Se lá no assento etéreo, onde subsiste,
Memória desta vida se consente,
Não te esqueças daquele amor ardente
Que já nos olhos meus tão puro viste.
E se vires que pode merecer-te
Alguma cousa a dor que me ficou
Da mágoa, sem remédio, de perder-te,
Roga a Deus, que teus anos encurtou,
Que tão cedo de cá me leve a ver-te,
Quão cedo de meus olhos te levou.
Foi Provedor dos defuntos nas partes da
China, desempenhando suas funções com não muita lisura, é de justiça
reconhecer. E, vez por outra, frequentaria prisões. Por dívidas. Ou rixas. Como
dizia o próprio Camões, “Erros meus, má fortuna, amor ardente/ Em minha
perdição se conjuraram”. Mas, sobretudo, nunca parou de escrever.

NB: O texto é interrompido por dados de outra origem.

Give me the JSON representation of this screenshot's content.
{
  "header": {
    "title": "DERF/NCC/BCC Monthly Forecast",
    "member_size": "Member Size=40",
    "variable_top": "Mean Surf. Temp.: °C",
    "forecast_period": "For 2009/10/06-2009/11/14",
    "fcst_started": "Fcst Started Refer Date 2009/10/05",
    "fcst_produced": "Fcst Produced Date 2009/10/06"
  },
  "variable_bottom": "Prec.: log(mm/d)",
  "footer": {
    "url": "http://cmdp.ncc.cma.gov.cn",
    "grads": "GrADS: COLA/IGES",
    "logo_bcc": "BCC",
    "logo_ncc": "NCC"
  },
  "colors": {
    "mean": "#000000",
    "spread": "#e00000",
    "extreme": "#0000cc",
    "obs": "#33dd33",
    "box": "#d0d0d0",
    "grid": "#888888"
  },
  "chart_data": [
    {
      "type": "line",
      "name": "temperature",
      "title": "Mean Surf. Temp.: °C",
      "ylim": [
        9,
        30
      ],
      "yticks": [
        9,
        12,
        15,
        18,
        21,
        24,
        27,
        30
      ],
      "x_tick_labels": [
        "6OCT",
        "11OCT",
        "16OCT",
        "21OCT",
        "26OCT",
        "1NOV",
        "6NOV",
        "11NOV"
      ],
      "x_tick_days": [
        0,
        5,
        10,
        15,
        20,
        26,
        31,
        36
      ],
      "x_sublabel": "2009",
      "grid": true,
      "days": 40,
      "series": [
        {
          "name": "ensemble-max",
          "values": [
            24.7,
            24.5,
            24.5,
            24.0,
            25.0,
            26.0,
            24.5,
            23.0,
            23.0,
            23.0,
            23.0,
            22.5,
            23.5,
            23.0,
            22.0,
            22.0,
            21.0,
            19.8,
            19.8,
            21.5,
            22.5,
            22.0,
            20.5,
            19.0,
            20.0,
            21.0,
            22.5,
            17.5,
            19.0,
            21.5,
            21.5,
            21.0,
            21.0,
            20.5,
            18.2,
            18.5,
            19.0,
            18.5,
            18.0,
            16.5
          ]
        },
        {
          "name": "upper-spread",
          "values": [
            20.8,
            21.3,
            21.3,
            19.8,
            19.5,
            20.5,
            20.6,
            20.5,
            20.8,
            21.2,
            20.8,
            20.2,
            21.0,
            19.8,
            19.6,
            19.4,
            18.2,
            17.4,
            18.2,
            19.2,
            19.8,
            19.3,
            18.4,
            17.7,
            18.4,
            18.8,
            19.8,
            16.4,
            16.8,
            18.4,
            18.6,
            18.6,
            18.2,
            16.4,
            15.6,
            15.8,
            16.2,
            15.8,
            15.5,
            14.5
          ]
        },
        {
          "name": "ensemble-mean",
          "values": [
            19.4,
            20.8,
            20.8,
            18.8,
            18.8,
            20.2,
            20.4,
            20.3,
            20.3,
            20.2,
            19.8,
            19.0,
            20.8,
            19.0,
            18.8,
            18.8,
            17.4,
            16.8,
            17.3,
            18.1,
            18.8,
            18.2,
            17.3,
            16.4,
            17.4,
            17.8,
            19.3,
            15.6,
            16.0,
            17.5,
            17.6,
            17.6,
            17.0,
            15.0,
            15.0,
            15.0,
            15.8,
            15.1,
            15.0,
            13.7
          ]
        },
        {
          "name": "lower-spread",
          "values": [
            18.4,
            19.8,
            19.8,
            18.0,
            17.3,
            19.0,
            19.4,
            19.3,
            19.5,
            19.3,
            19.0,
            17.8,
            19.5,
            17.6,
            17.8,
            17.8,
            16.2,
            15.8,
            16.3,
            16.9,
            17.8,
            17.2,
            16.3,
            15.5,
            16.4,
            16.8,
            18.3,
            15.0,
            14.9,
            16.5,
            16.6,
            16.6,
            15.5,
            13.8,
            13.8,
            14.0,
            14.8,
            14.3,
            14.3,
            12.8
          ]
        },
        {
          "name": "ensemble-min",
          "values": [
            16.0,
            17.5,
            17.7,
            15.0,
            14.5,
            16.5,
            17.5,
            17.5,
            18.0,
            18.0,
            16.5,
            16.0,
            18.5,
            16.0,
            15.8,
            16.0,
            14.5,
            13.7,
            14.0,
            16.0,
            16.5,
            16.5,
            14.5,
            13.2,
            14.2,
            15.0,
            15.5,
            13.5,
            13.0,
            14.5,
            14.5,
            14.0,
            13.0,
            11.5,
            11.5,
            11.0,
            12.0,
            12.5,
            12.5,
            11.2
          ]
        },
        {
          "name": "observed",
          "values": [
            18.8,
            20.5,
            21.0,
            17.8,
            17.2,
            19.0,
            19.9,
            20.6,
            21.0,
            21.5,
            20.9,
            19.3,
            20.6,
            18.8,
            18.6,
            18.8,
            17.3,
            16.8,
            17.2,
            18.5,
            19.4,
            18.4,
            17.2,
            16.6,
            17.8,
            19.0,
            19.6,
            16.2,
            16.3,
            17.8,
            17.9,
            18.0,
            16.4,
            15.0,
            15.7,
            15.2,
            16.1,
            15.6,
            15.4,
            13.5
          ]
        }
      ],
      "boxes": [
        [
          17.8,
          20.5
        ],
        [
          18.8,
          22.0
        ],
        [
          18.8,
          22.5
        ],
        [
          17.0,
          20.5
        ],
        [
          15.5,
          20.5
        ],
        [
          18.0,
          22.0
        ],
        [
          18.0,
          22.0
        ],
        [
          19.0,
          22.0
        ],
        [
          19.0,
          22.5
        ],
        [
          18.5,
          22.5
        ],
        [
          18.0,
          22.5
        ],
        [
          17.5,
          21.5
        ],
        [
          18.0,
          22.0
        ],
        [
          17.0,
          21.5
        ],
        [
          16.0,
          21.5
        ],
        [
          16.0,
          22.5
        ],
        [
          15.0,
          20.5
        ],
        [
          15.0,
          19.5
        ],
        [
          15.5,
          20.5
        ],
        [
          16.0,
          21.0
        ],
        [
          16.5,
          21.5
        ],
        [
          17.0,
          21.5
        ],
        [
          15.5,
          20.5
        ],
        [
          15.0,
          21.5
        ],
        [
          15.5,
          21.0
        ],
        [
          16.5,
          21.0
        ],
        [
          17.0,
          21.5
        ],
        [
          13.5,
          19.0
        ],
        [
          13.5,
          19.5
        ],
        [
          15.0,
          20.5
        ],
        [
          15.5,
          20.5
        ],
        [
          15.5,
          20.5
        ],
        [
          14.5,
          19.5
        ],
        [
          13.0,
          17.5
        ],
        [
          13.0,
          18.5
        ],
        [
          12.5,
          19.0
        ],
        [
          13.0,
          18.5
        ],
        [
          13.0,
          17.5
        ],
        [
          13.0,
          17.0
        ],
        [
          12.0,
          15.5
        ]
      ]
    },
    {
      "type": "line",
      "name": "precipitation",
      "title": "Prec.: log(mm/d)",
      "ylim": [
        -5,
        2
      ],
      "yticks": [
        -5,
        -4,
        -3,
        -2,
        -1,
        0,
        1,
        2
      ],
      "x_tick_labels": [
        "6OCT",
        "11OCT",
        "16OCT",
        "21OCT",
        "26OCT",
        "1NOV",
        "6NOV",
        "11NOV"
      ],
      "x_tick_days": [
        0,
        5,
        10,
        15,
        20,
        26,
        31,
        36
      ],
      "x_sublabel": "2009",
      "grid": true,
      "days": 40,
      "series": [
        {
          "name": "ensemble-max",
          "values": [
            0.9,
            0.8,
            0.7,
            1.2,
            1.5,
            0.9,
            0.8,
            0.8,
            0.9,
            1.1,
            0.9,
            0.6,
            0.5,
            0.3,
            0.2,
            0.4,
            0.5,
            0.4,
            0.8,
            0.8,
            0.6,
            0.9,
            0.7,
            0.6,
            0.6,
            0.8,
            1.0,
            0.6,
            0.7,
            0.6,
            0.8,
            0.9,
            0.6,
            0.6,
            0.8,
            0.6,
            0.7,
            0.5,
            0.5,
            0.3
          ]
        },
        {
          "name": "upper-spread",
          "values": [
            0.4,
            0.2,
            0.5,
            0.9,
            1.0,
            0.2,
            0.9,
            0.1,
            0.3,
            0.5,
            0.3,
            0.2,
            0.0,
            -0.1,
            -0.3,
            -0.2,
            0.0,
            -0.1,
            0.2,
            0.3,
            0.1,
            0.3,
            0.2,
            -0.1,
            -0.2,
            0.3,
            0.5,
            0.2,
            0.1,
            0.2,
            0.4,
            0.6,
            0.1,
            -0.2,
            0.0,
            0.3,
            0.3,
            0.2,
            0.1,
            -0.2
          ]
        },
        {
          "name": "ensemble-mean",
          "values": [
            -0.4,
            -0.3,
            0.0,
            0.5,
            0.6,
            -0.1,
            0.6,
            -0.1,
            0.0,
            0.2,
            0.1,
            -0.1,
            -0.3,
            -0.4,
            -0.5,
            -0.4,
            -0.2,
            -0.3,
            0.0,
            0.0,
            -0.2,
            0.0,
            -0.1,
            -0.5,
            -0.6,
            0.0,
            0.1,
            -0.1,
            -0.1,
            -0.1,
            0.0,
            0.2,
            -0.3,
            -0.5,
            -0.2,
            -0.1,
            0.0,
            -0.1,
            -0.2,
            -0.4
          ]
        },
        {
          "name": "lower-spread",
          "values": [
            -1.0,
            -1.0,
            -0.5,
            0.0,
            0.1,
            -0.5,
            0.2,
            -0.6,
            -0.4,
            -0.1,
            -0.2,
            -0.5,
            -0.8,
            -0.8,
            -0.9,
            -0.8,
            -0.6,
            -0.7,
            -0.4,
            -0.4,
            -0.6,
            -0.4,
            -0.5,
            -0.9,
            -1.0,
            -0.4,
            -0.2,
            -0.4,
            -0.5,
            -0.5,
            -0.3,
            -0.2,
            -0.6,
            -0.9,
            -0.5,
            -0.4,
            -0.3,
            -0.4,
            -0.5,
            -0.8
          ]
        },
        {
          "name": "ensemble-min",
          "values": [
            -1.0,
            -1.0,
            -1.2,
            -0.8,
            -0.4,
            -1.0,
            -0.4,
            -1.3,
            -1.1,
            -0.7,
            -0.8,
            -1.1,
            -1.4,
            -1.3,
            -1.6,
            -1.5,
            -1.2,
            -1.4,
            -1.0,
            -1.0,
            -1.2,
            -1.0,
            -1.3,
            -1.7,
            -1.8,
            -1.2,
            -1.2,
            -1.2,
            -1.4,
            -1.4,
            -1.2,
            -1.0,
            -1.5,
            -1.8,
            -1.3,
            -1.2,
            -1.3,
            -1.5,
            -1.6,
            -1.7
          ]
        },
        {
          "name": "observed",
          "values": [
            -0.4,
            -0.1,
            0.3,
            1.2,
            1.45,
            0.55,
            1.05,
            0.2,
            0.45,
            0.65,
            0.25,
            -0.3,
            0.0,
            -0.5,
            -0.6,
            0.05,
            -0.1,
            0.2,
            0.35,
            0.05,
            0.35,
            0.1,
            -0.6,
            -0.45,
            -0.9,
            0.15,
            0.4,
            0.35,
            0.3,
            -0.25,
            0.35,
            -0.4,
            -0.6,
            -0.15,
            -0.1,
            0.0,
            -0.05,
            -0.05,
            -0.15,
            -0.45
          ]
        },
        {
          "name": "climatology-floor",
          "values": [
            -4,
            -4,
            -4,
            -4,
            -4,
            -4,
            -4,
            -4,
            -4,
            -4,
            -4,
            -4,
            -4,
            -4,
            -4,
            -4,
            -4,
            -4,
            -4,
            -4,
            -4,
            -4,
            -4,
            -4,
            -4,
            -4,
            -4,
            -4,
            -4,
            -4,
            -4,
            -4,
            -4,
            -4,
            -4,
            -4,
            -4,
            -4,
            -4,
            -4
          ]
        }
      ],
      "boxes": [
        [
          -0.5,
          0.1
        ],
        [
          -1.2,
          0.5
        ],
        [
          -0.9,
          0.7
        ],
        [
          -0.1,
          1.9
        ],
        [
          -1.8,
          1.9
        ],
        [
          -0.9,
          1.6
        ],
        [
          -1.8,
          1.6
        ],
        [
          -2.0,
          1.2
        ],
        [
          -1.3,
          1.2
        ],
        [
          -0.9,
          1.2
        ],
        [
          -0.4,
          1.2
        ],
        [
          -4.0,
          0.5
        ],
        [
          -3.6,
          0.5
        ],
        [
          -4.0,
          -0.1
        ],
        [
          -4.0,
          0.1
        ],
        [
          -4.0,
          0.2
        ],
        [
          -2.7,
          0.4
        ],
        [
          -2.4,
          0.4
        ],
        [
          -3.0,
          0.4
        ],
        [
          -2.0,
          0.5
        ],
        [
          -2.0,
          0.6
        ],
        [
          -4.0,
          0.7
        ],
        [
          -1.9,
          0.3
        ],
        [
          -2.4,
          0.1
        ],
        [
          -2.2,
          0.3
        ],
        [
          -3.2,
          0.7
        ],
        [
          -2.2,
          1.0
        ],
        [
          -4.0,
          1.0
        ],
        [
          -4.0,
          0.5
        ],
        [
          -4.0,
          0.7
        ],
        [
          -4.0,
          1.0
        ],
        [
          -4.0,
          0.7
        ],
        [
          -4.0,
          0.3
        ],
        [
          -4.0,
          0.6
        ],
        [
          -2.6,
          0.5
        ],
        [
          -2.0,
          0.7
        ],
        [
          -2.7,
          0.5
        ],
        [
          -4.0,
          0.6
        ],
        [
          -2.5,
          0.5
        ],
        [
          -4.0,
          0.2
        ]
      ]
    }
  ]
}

Em 1570, afinal, estava novamente de
volta a Lisboa. Com as carências financeiras de sempre. Segundo se conta,
sobreviveu durante algum tempo graças ao fiel Jau, trazido das Molucas. Esse
escravo esmolava, de noite, pedindo pão para seu mestre. Importante é que Os
Lusíadas avançava. Sob o patrocínio de d. Manuel de Portugal, devotou-se
então à sagração de seu país – naquela que é considerada, consensualmente, a
mais bela epopéia do século XVI.
A edição princeps – assim se diz
das primeiras edições de um livro – foi impressa na tipografia de António
Gonçalves, em Lisboa, no ano de 1572. Com privilégio real de impressão por 10
anos e publicada com um benévolo (e corajoso) parecer censório de frei
Bartolomeu Ferreira, sem data. Terá tido também licença da Mesa Inquisitorial –
que, todavia, não foi impressa. O aparato paratextual é simples, 8.816 versos e
1.102 estrofes divididas em 10 cantos. Utilizando a divisão da divina Comédia,
de Dante – que assim tem, como cantos, seus 100 livros. Há, hoje, cerca de 25
exemplares ainda existentes, em bibliotecas ou nas mãos de colecionadores.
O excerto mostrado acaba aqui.